Oui, même la volonté a du pouvoir sur l’entendement et sur la mémoire; car de plusieurs choses que l’entendement peut entendre, ou desquelles la mémoire se peut ressouvenir, la volonté détermine celles auxquelles elle veut que ses facultés s’appliquent, ou desquelles elle veut qu’elles se divertissent.
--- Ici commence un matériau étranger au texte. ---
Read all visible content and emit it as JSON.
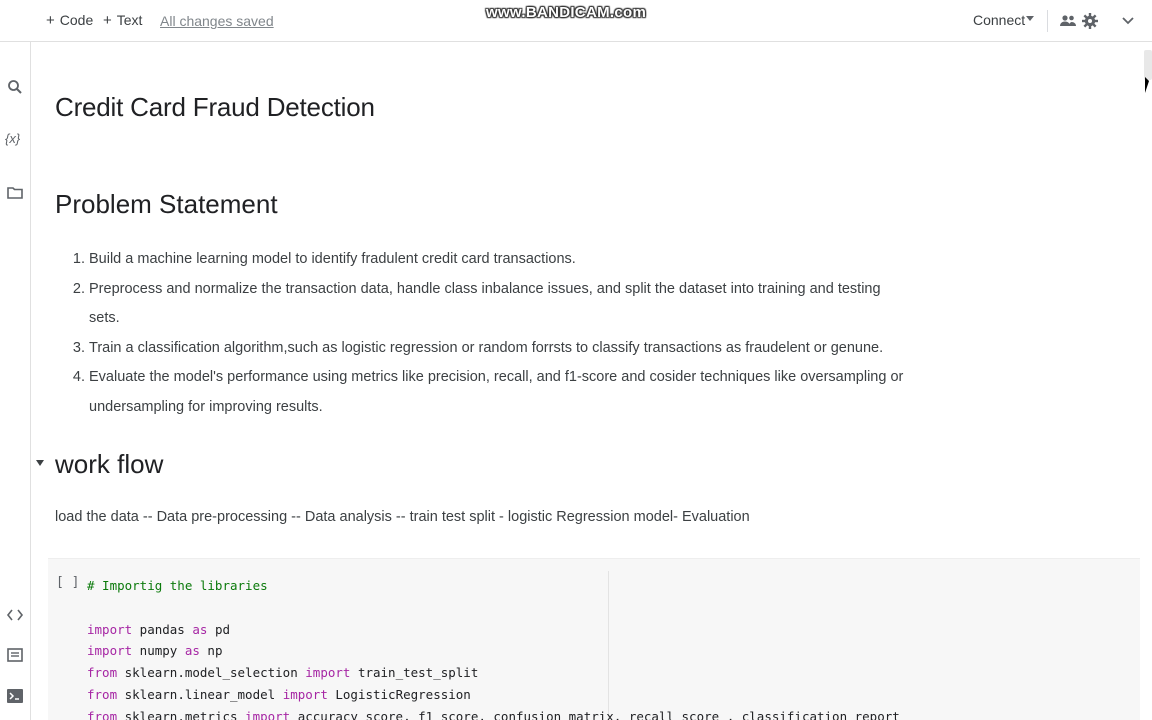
{
  "toolbar": {
    "code_label": "Code",
    "text_label": "Text",
    "plus": "+",
    "saved_status": "All changes saved",
    "watermark": "www.BANDICAM.com",
    "connect_label": "Connect"
  },
  "icons": {
    "toolbar": [
      "people-icon",
      "gear-icon",
      "chevron-down-icon"
    ],
    "rail": [
      "table-of-contents-icon",
      "search-icon",
      "variables-icon",
      "folder-icon",
      "code-snippets-icon",
      "command-palette-icon",
      "terminal-icon"
    ]
  },
  "rail": {
    "variables_text": "{x}"
  },
  "notebook": {
    "title": "Credit Card Fraud Detection",
    "problem_heading": "Problem Statement",
    "problem_steps": [
      "Build a machine learning model to identify fradulent credit card transactions.",
      "Preprocess and normalize the transaction data, handle class inbalance issues, and split the dataset into training and testing sets.",
      "Train a classification algorithm,such as logistic regression or random forrsts to classify transactions as fraudelent or genune.",
      "Evaluate the model's performance using metrics like precision, recall, and f1-score and cosider techniques like oversampling or undersampling for improving results."
    ],
    "workflow_heading": "work flow",
    "workflow_text": "load the data -- Data pre-processing -- Data analysis -- train test split - logistic Regression model- Evaluation"
  },
  "code_cell": {
    "run_indicator": "[ ]",
    "comment": "# Importig the libraries",
    "lines": [
      {
        "kw1": "import",
        "mod": " pandas ",
        "kw2": "as",
        "rest": " pd"
      },
      {
        "kw1": "import",
        "mod": " numpy ",
        "kw2": "as",
        "rest": " np"
      },
      {
        "kw1": "from",
        "mod": " sklearn.model_selection ",
        "kw2": "import",
        "rest": " train_test_split"
      },
      {
        "kw1": "from",
        "mod": " sklearn.linear_model ",
        "kw2": "import",
        "rest": " LogisticRegression"
      },
      {
        "kw1": "from",
        "mod": " sklearn.metrics ",
        "kw2": "import",
        "rest": " accuracy_score, f1_score, confusion_matrix, recall_score , classification_report"
      }
    ]
  }
}
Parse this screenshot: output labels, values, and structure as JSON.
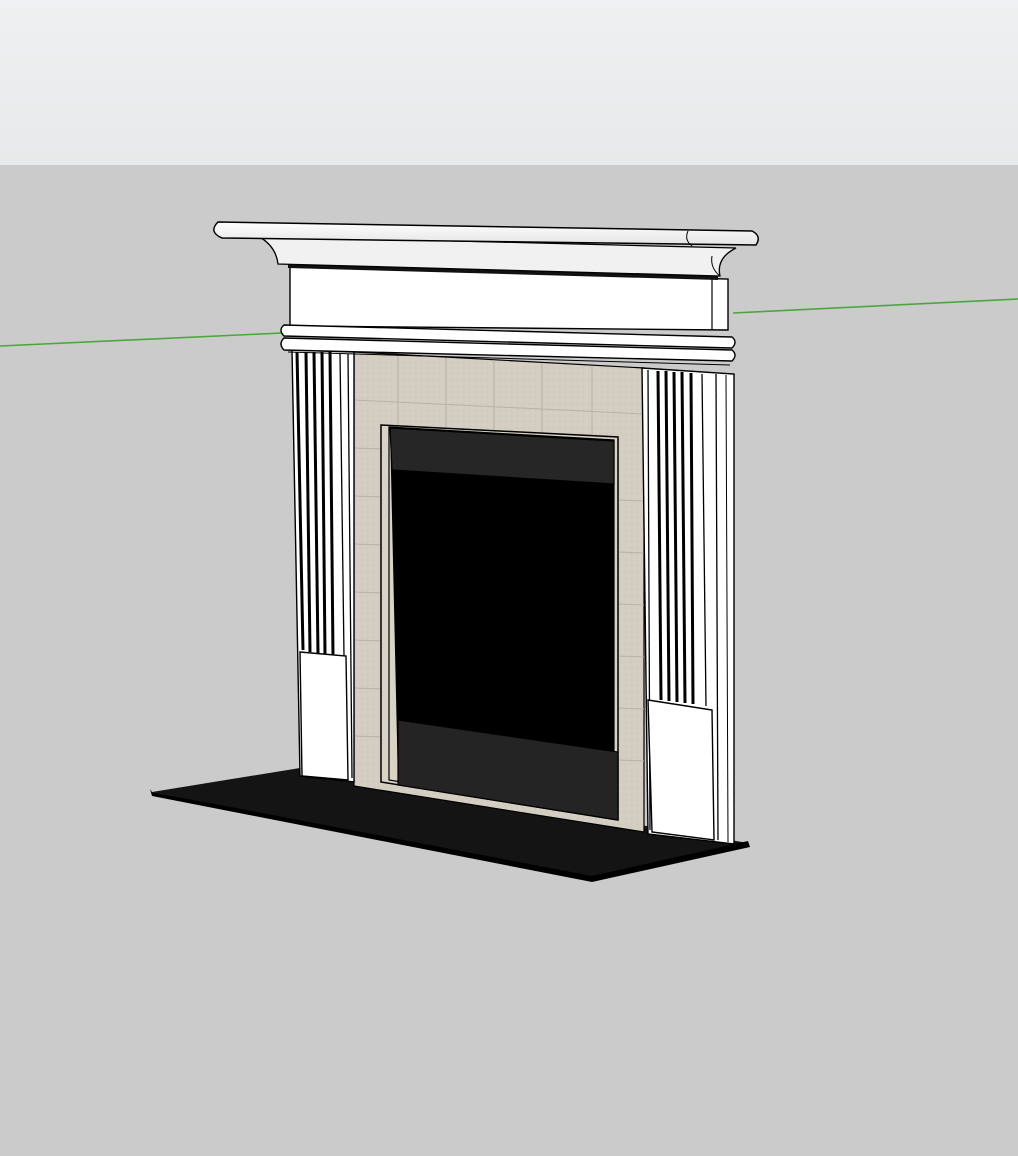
{
  "viewport": {
    "type": "3d-modeling-viewport",
    "model": "fireplace-mantel",
    "colors": {
      "sky": "#eceeef",
      "ground": "#cbcbcb",
      "green_axis": "#4aa83a",
      "mantel_white": "#ffffff",
      "outline": "#000000",
      "tile": "#d4cdc1",
      "firebox": "#000000",
      "hearth": "#141414",
      "insert_panel": "#242424"
    }
  }
}
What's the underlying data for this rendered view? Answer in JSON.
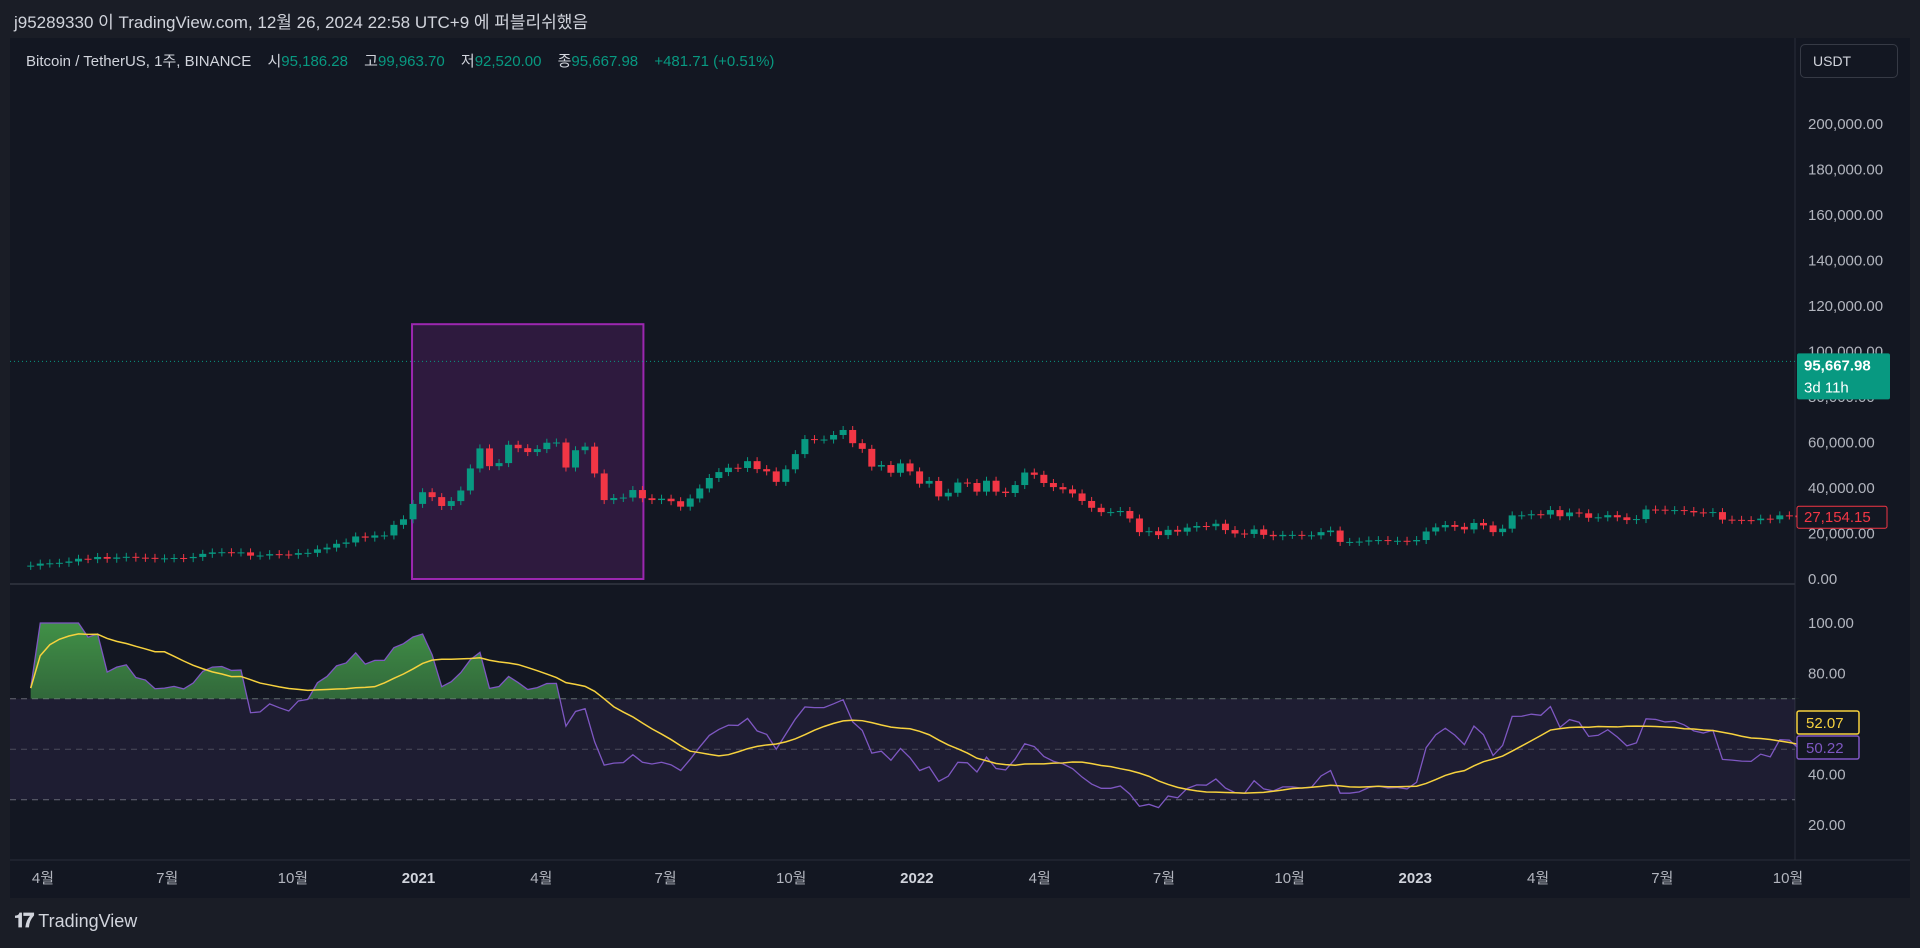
{
  "publish_line": "j95289330 이 TradingView.com, 12월 26, 2024 22:58 UTC+9 에 퍼블리쉬했음",
  "legend": {
    "symbol": "Bitcoin / TetherUS, 1주, BINANCE",
    "open_label": "시",
    "open": "95,186.28",
    "high_label": "고",
    "high": "99,963.70",
    "low_label": "저",
    "low": "92,520.00",
    "close_label": "종",
    "close": "95,667.98",
    "change": "+481.71 (+0.51%)"
  },
  "currency_button": "USDT",
  "footer_brand": "TradingView",
  "colors": {
    "up": "#089981",
    "down": "#f23645",
    "rsi": "#7e57c2",
    "rsi_ma": "#f7d23e",
    "highlight_box": "#9c27b0",
    "background": "#131722"
  },
  "chart_data": [
    {
      "type": "candlestick",
      "interval": "1W",
      "period": "2020-03-23 to 2023-10-09",
      "close": [
        5880,
        6770,
        6900,
        7120,
        7700,
        8900,
        8720,
        9680,
        8900,
        9450,
        9750,
        9380,
        9300,
        9010,
        9070,
        9240,
        9160,
        9700,
        11050,
        11680,
        11770,
        11650,
        11700,
        10260,
        10320,
        10920,
        10780,
        10660,
        11380,
        11500,
        13030,
        13800,
        15480,
        16050,
        18700,
        18180,
        19150,
        19150,
        23800,
        26250,
        33000,
        38150,
        36000,
        32100,
        34250,
        38900,
        48600,
        57400,
        49600,
        50950,
        59000,
        57500,
        55800,
        57100,
        59900,
        60000,
        49000,
        56600,
        58200,
        46400,
        34700,
        35600,
        35800,
        39100,
        35500,
        34700,
        35300,
        34200,
        31800,
        35400,
        39800,
        44400,
        47000,
        48900,
        48800,
        51800,
        48300,
        47300,
        42700,
        48200,
        54900,
        61500,
        61300,
        61300,
        63300,
        65500,
        59700,
        57200,
        49400,
        50100,
        46700,
        50800,
        47300,
        41900,
        43100,
        36300,
        37900,
        42400,
        42200,
        38400,
        43200,
        38400,
        37800,
        41300,
        46800,
        45800,
        42200,
        40400,
        39400,
        37600,
        34300,
        31300,
        29400,
        29400,
        29900,
        26600,
        20600,
        21000,
        19300,
        21600,
        20800,
        22600,
        23300,
        23200,
        24300,
        21500,
        20000,
        19800,
        21800,
        19400,
        18800,
        19400,
        19400,
        19100,
        19200,
        20600,
        21300,
        16300,
        16300,
        16450,
        16950,
        17100,
        16750,
        16800,
        16550,
        17130,
        20880,
        22700,
        23730,
        22930,
        21780,
        24630,
        23550,
        20600,
        22130,
        27960,
        27990,
        28470,
        28330,
        30300,
        27590,
        29230,
        28880,
        26910,
        27100,
        28070,
        27120,
        25900,
        26340,
        30540,
        30470,
        30170,
        30290,
        29900,
        29280,
        29050,
        29410,
        26090,
        26000,
        25870,
        25840,
        26530,
        26250,
        27970,
        27920,
        27154
      ],
      "y_ticks": [
        "0.00",
        "20,000.00",
        "40,000.00",
        "60,000.00",
        "80,000.00",
        "100,000.00",
        "120,000.00",
        "140,000.00",
        "160,000.00",
        "180,000.00",
        "200,000.00"
      ],
      "ylim": [
        0,
        200000
      ],
      "x_ticks": [
        {
          "date": "2020-04-01",
          "label": "4월"
        },
        {
          "date": "2020-07-01",
          "label": "7월"
        },
        {
          "date": "2020-10-01",
          "label": "10월"
        },
        {
          "date": "2021-01-01",
          "label": "2021",
          "bold": true
        },
        {
          "date": "2021-04-01",
          "label": "4월"
        },
        {
          "date": "2021-07-01",
          "label": "7월"
        },
        {
          "date": "2021-10-01",
          "label": "10월"
        },
        {
          "date": "2022-01-01",
          "label": "2022",
          "bold": true
        },
        {
          "date": "2022-04-01",
          "label": "4월"
        },
        {
          "date": "2022-07-01",
          "label": "7월"
        },
        {
          "date": "2022-10-01",
          "label": "10월"
        },
        {
          "date": "2023-01-01",
          "label": "2023",
          "bold": true
        },
        {
          "date": "2023-04-01",
          "label": "4월"
        },
        {
          "date": "2023-07-01",
          "label": "7월"
        },
        {
          "date": "2023-10-01",
          "label": "10월"
        }
      ],
      "last_price_label": "27,154.15",
      "current_price": {
        "value": 95667.98,
        "label": "95,667.98",
        "countdown": "3d 11h"
      },
      "highlight_box": {
        "from": "2020-12-28",
        "to": "2021-06-14",
        "price_low": 0,
        "price_high": 112000
      }
    },
    {
      "type": "line",
      "indicator": "RSI",
      "period": 14,
      "ylim": [
        10,
        110
      ],
      "y_ticks": [
        "20.00",
        "40.00",
        "60.00",
        "80.00",
        "100.00"
      ],
      "bands": [
        30,
        50,
        70
      ],
      "rsi_last": "50.22",
      "rsi_ma_last": "52.07"
    }
  ]
}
Il est vrai qu’elle ne les peut pas manier, ni ranger si absolument, comme elle fait les mains, les pieds ou la langue, à raison des facultés sensitives, et notamment de la fantaisie (1), qui n’obéissent pas d’une obéissance prompte et infaillible à la volonté, et desquelles puissances sensitives la mémoire et l’entendement ont besoin pour opérer; mais toutefois la volonté les remue, les emploie et applique selon qu’il lui plait, bien que non pas si fermement et invariablement, que la fantaisie variante et volage ne les divertisse maintefois, les distrayant ailleurs; de sorte que comme l’Apôtre s’écrie: Je fais, non le bien que je veux, mais le mal que je hais (2); ainsi nous sommes souvent contraints de nous plaindre de quoi nous pensons, non te bien que nous aimons, mais le mal que nous haïssons.

(1) Fantaisie, l’imagination.
(2)
Rm 8,23.



CHAPITRE III Comme la volonté gouverne l’appétit sensuel.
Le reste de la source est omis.